Shortly after receiving monies from the State in July, we launched a strategic process with the help of Rothschild, Inc. and the law firm of Skadden, Arps, Slate, Meagher & Flom, LLP to maximize shareholder value through one or more cash distributions and/or through a potential sale, merger or other strategic combination. During that process and in early 2013, we requested and ultimately received from the Internal Revenue Service a private letter ruling which enabled Gyrodyne to distribute the full $98.7 million of additional damages to our shareholders while avoiding a corporate level federal income tax of $61.6 million.
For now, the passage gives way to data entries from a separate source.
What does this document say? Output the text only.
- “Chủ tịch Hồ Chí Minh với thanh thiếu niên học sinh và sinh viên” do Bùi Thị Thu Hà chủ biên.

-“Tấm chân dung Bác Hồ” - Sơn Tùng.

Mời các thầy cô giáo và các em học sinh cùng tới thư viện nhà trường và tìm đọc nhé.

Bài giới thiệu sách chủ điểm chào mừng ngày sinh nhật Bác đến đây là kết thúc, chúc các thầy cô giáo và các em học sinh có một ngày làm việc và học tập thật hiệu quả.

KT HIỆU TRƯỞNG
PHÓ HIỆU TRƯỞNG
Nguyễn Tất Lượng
The private letter ruling was received in late August resulting in the Board’s press release of September 13, 2013, and the announcement of a special dividend. The special dividend was paid on December 30, 2013 in the form of $68 million or $45.86 per share in cash with the balance of $30.7 million or $20.70 per share paid in uncertificated shares of a newly formed subsidiary, Gyrodyne Special Distribution, LLC (GSD) into which we transferred our real properties shortly before the distribution. While the strategic process did not result in an offer to buy the Company that the board considered acceptable, during 2012 and 2013, we were successful in distributing cash dividends of approximately $125 million to our shareholders. In addition, on January 31, 2014, Gyrodyne issued interests in a global dividend note to our shareholders in the amount of $16,150,000 representing the major portion of Gyrodyne’s 2013 REIT income, the per share interest in the note amounting to $10.89.
To further enhance the value of the special dividend, the Board also approved a plan of merger which requires the approval of shareholders holding at least two-thirds of our shares, and if completed in a timely manner, will allow the special dividend to be treated as a return of capital to the extent of the shareholders’ tax basis and then taxed at capital gains rates. In that regard, within a few weeks, shareholders will receive our proxy statement and be asked to approve a merger whereby Gyrodyne Company of America, Inc. and GSD will be merged with Gyrodyne, LLC, a newly formed subsidiary, which will be the surviving company and is intended to be publicly traded. The merger will facilitate the final step in the tax liquidation of Gyrodyne while simplifying the corporate structure and interrelationships of Gyrodyne and GSD, and restoring liquidity to GSD and the dividend notes.
As mentioned in some of the Company’s previously posted SEC filings, we are also attempting to sell our medical properties while analyzing the highest and best use for the development of the open Flowerfield acreage.